Plenty of people pride themselves on having a distinctive musical taste, but it is rare for someone to capitalize off of it in the way that Raleigh native Matt Dunn has. Dunn has been a host of “Damaged Goods”, a radio program for Little Raleigh Radio for several months now, but his latest endeavor hopes to bring the Triangle’s rapidly growing local music movement to the forefront.
Dunn and longtime friend Aaron Timmins have been the hosts of “Damaged Goods” since February. The two were given the opportunity to interview a wide array of bands ranging from various local talents to even the legendary punk band Death. Dunn also creates playlists for the show unique to his diverse musical appetite. “As far as music goes, I really like to document the current stuff going on,” Dunn said. “Classics are great, but I’m sick of hearing people say music isn’t good anymore because that’s not true.
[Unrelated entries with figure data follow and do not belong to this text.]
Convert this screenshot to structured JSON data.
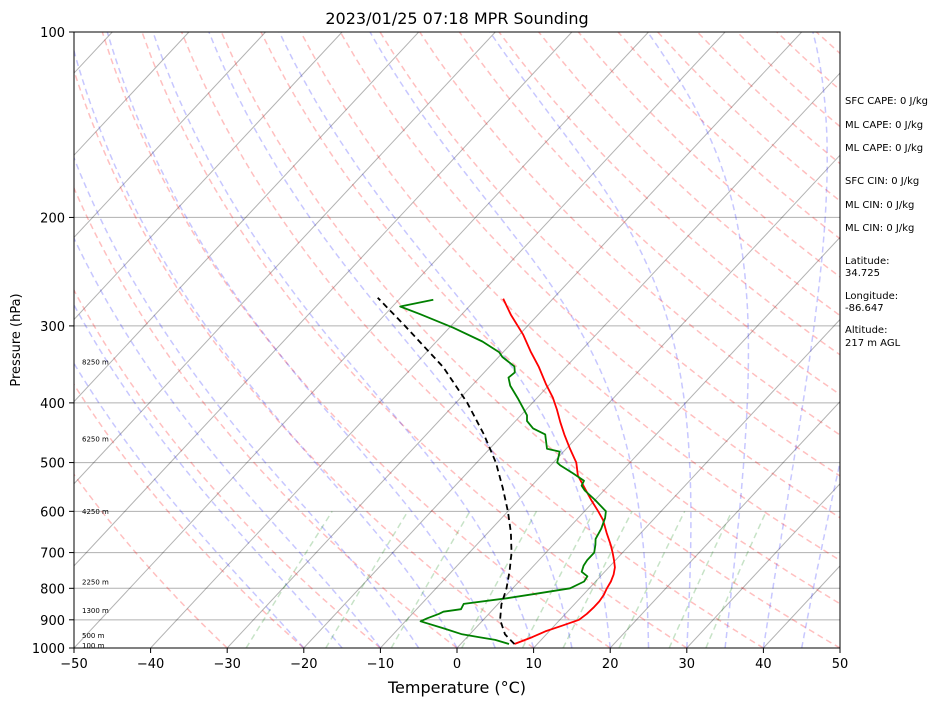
{
  "chart_data": {
    "type": "line",
    "title": "2023/01/25 07:18 MPR Sounding",
    "xlabel": "Temperature (°C)",
    "ylabel": "Pressure (hPa)",
    "xlim": [
      -50,
      50
    ],
    "ylim": [
      1000,
      100
    ],
    "y_scale": "log",
    "x_ticks": [
      "−50",
      "−40",
      "−30",
      "−20",
      "−10",
      "0",
      "10",
      "20",
      "30",
      "40",
      "50"
    ],
    "y_ticks": [
      "100",
      "200",
      "300",
      "400",
      "500",
      "600",
      "700",
      "800",
      "900",
      "1000"
    ],
    "grid": true,
    "skew_t": true,
    "series": [
      {
        "role": "temperature",
        "color": "#ff0000",
        "points": [
          [
            7.0,
            985
          ],
          [
            8.5,
            960
          ],
          [
            9.5,
            940
          ],
          [
            11.0,
            920
          ],
          [
            12.5,
            900
          ],
          [
            12.8,
            880
          ],
          [
            12.9,
            860
          ],
          [
            12.9,
            840
          ],
          [
            12.7,
            820
          ],
          [
            12.3,
            800
          ],
          [
            12.0,
            780
          ],
          [
            11.5,
            760
          ],
          [
            10.8,
            740
          ],
          [
            9.8,
            720
          ],
          [
            8.7,
            700
          ],
          [
            7.5,
            680
          ],
          [
            5.5,
            650
          ],
          [
            3.5,
            620
          ],
          [
            1.8,
            600
          ],
          [
            -0.5,
            575
          ],
          [
            -2.8,
            550
          ],
          [
            -5.2,
            525
          ],
          [
            -7.0,
            500
          ],
          [
            -9.5,
            475
          ],
          [
            -12.0,
            450
          ],
          [
            -14.0,
            430
          ],
          [
            -16.0,
            410
          ],
          [
            -18.0,
            392
          ],
          [
            -20.5,
            373
          ],
          [
            -23.5,
            350
          ],
          [
            -26.5,
            330
          ],
          [
            -29.5,
            310
          ],
          [
            -33.5,
            288
          ],
          [
            -36.5,
            271
          ]
        ]
      },
      {
        "role": "dewpoint",
        "color": "#008000",
        "points": [
          [
            6.3,
            985
          ],
          [
            4.0,
            970
          ],
          [
            1.5,
            960
          ],
          [
            -1.0,
            950
          ],
          [
            -4.0,
            930
          ],
          [
            -8.0,
            905
          ],
          [
            -7.5,
            895
          ],
          [
            -6.5,
            880
          ],
          [
            -6.2,
            873
          ],
          [
            -4.2,
            865
          ],
          [
            -4.5,
            848
          ],
          [
            0.5,
            830
          ],
          [
            4.0,
            815
          ],
          [
            7.5,
            800
          ],
          [
            8.5,
            780
          ],
          [
            8.3,
            765
          ],
          [
            7.0,
            752
          ],
          [
            6.5,
            735
          ],
          [
            6.3,
            720
          ],
          [
            6.3,
            700
          ],
          [
            5.5,
            680
          ],
          [
            4.8,
            665
          ],
          [
            4.3,
            640
          ],
          [
            3.5,
            615
          ],
          [
            2.8,
            600
          ],
          [
            0.0,
            575
          ],
          [
            -2.5,
            555
          ],
          [
            -3.5,
            545
          ],
          [
            -3.8,
            535
          ],
          [
            -6.2,
            520
          ],
          [
            -8.8,
            505
          ],
          [
            -9.5,
            500
          ],
          [
            -10.5,
            480
          ],
          [
            -12.5,
            475
          ],
          [
            -14.5,
            450
          ],
          [
            -16.8,
            440
          ],
          [
            -18.5,
            428
          ],
          [
            -19.2,
            419
          ],
          [
            -21.2,
            403
          ],
          [
            -22.5,
            393
          ],
          [
            -25.0,
            375
          ],
          [
            -26.2,
            364
          ],
          [
            -26.0,
            357
          ],
          [
            -26.8,
            349
          ],
          [
            -29.5,
            337
          ],
          [
            -30.5,
            331
          ],
          [
            -34.0,
            318
          ],
          [
            -39.5,
            302
          ],
          [
            -45.5,
            287
          ],
          [
            -49.0,
            279
          ],
          [
            -45.5,
            272
          ]
        ]
      },
      {
        "role": "parcel",
        "color": "#000000",
        "style": "dashed",
        "points": [
          [
            7.0,
            985
          ],
          [
            4.6,
            950
          ],
          [
            2.2,
            900
          ],
          [
            0.5,
            850
          ],
          [
            -0.8,
            800
          ],
          [
            -2.5,
            750
          ],
          [
            -4.5,
            700
          ],
          [
            -7.0,
            650
          ],
          [
            -10.0,
            600
          ],
          [
            -13.5,
            550
          ],
          [
            -17.5,
            500
          ],
          [
            -22.5,
            450
          ],
          [
            -28.5,
            400
          ],
          [
            -36.0,
            350
          ],
          [
            -46.0,
            300
          ],
          [
            -53.0,
            270
          ]
        ]
      }
    ],
    "background_lines": {
      "dry_adiabats_color": "#ff0000",
      "moist_adiabats_color": "#0000ff",
      "mixing_ratio_color": "#008000",
      "isotherms_color": "#000000"
    },
    "height_annotations": [
      {
        "label": "100 m",
        "p": 988
      },
      {
        "label": "500 m",
        "p": 952
      },
      {
        "label": "1300 m",
        "p": 867
      },
      {
        "label": "2250 m",
        "p": 780
      },
      {
        "label": "4250 m",
        "p": 599
      },
      {
        "label": "6250 m",
        "p": 457
      },
      {
        "label": "8250 m",
        "p": 343
      }
    ],
    "side_info": [
      "SFC CAPE: 0 J/kg",
      "ML CAPE: 0 J/kg",
      "ML CAPE: 0 J/kg",
      "SFC CIN: 0 J/kg",
      "ML CIN: 0 J/kg",
      "ML CIN: 0 J/kg"
    ],
    "latitude": "Latitude:\n34.725",
    "longitude": "Longitude:\n-86.647",
    "altitude": "Altitude:\n217 m AGL"
  }
}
You just have to put in the effort to find it. You have to dig a little.”
Since Little Raleigh Radio currently does not have an FCC license that allows it to air on FM radio, all programming is currently only available online. With competition from popular online streaming agents such as Spotify and Pandora, Dunn finds it necessary to provide audiences with a more personalized radio experience by being the man in between the music and the audience. He claims that his program separates itself from such agents due to the fact that it provides more representation of more unknown artists. “There are a lot of bands who are really good, but unfortunately it’s just them and their friends who know about them, and those are the bands I like to share with my listeners,” said Dunn.
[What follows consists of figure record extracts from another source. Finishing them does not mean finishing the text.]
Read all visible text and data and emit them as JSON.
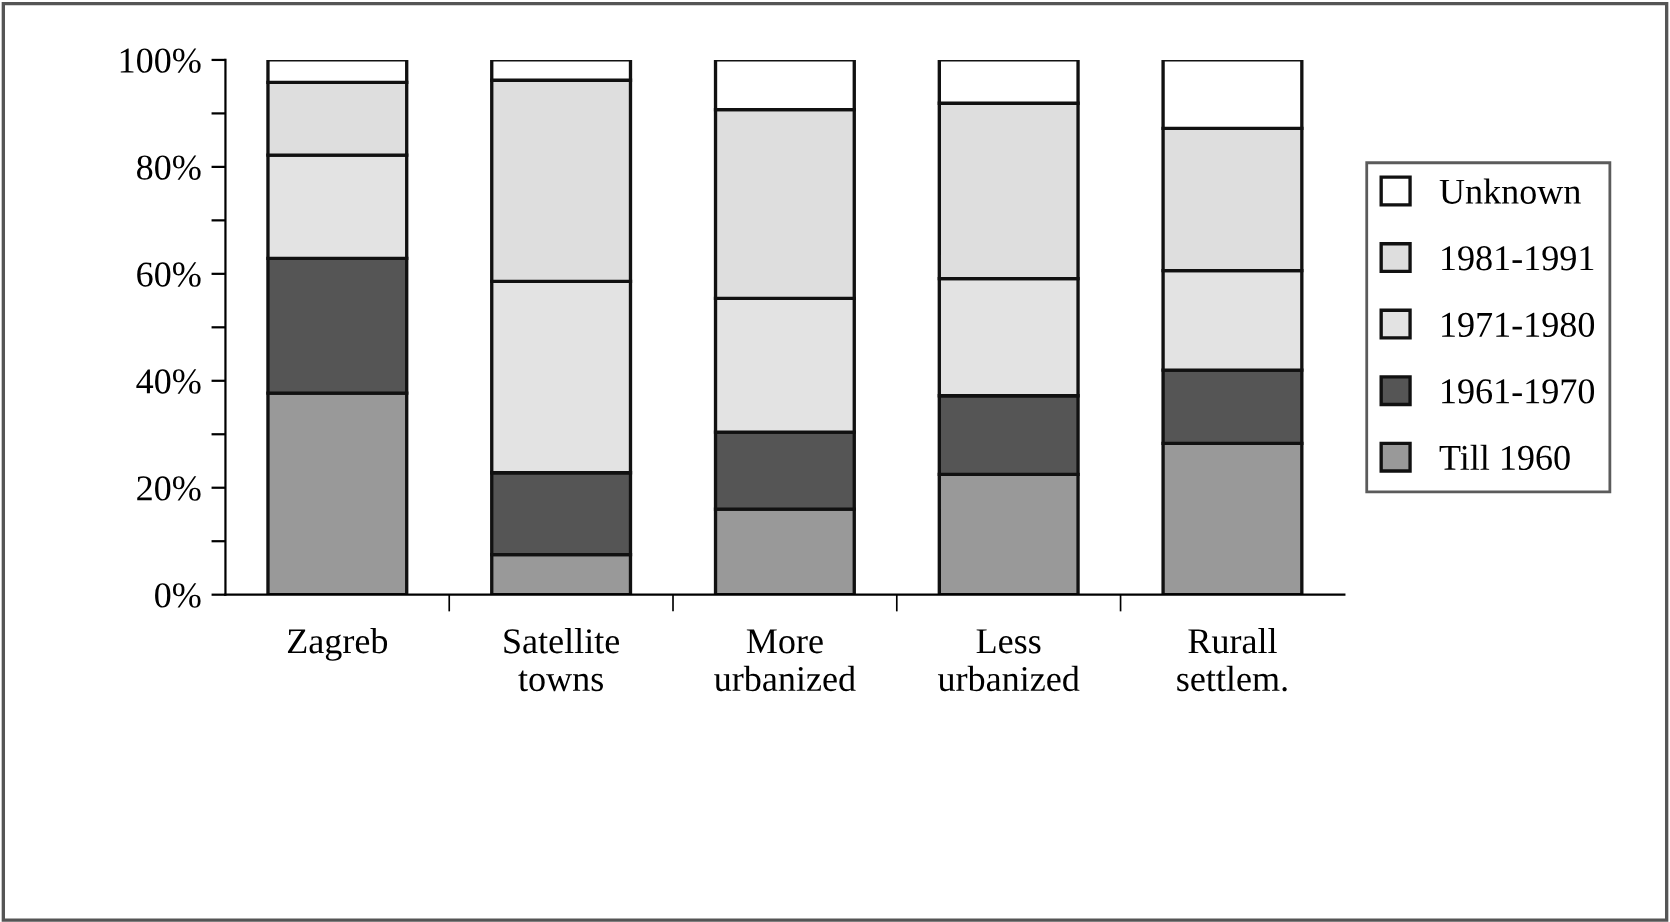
{
  "chart_data": {
    "type": "bar",
    "stacked": true,
    "categories": [
      "Zagreb",
      "Satellite\ntowns",
      "More\nurbanized",
      "Less\nurbanized",
      "Rurall\nsettlem."
    ],
    "series": [
      {
        "name": "Till 1960",
        "color": "#999999",
        "values": [
          37.7,
          7.5,
          16,
          22.5,
          28.3
        ]
      },
      {
        "name": "1961-1970",
        "color": "#555555",
        "values": [
          25.2,
          15.3,
          14.4,
          14.7,
          13.7
        ]
      },
      {
        "name": "1971-1980",
        "color": "#e3e3e3",
        "values": [
          19.3,
          35.8,
          25,
          21.9,
          18.6
        ]
      },
      {
        "name": "1981-1991",
        "color": "#dedede",
        "values": [
          13.6,
          37.6,
          35.3,
          32.8,
          26.6
        ]
      },
      {
        "name": "Unknown",
        "color": "#ffffff",
        "values": [
          4.2,
          3.8,
          9.3,
          8.1,
          12.8
        ]
      }
    ],
    "ylim": [
      0,
      100
    ],
    "yticks": [
      {
        "value": 0,
        "label": "0%"
      },
      {
        "value": 10,
        "label": null
      },
      {
        "value": 20,
        "label": "20%"
      },
      {
        "value": 30,
        "label": null
      },
      {
        "value": 40,
        "label": "40%"
      },
      {
        "value": 50,
        "label": null
      },
      {
        "value": 60,
        "label": "60%"
      },
      {
        "value": 70,
        "label": null
      },
      {
        "value": 80,
        "label": "80%"
      },
      {
        "value": 90,
        "label": null
      },
      {
        "value": 100,
        "label": "100%"
      }
    ],
    "grid": false,
    "legend": "right"
  }
}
It was his friendship with Brenna Leath, the vocalist of the Raleigh-based band the Hell No, through which Matt was presented the opportunity to take on a brand new hosting gig. Leath brought Dunn’s name into a conversation with the creative director of Twin Maples Media, Konrad Arnold, who was in the midst of creating a new web series, titled “The Setlist”, which was in need of a host. After a series of meetings, Arnold decided that Dunn was the right person to be the face of the project. “I was shocked my name was even mentioned to be a host of a TV show,” Dunn said. “I was doing the radio show because I think it’s fun, so the whole thing is a bit surreal.”
“The Setlist”, like Dunn’s radio program, focuses on exposing local artists to the public through a mass media platform. Each episode of the weekly web series features a live performance from a band followed by a short interview to provide some background about the origin and inspiration of each live act. Each episode aims to last no more than ten minutes in order to compete with the vacillating attention span of those raised in the Internet age. “I want the show to eventually be used as a tool for people to seek out music and learn a little bit about the bands they are finding,” Dunn said. Shooting for the pilot episode took place at the Pour House Music Hall and is ironically set to feature the Hell No as its first guest.
Though Dunn’s radio background gave him the experience of talking for an audience, he is prepped to face the challenges presented in crossing over into a new medium. “When you have a camera on you, it’s completely different,” Dunn said. “You have to actually look like you know what you’re doing, which I’ve been working on getting used to.” While all this seems to point at Dunn accepting more potential hosting opportunities, he has no grand vision of doing so though he is not opposed to it. Dunn fully intends to continue to document his own adventure through “Damaged Goods” while “The Setlist” is still in its early stages.
“The Setlist” is set to premiere on TriangleLife.tv, a locally-focused online TV network, sometime around mid-December, though the exact date remains tentative. In the meantime, Dunn’s radio broadcast “Damaged Goods” can be streamed every Thursday from 3 p.m. to 5 p.m. on the Little Raleigh Radio website.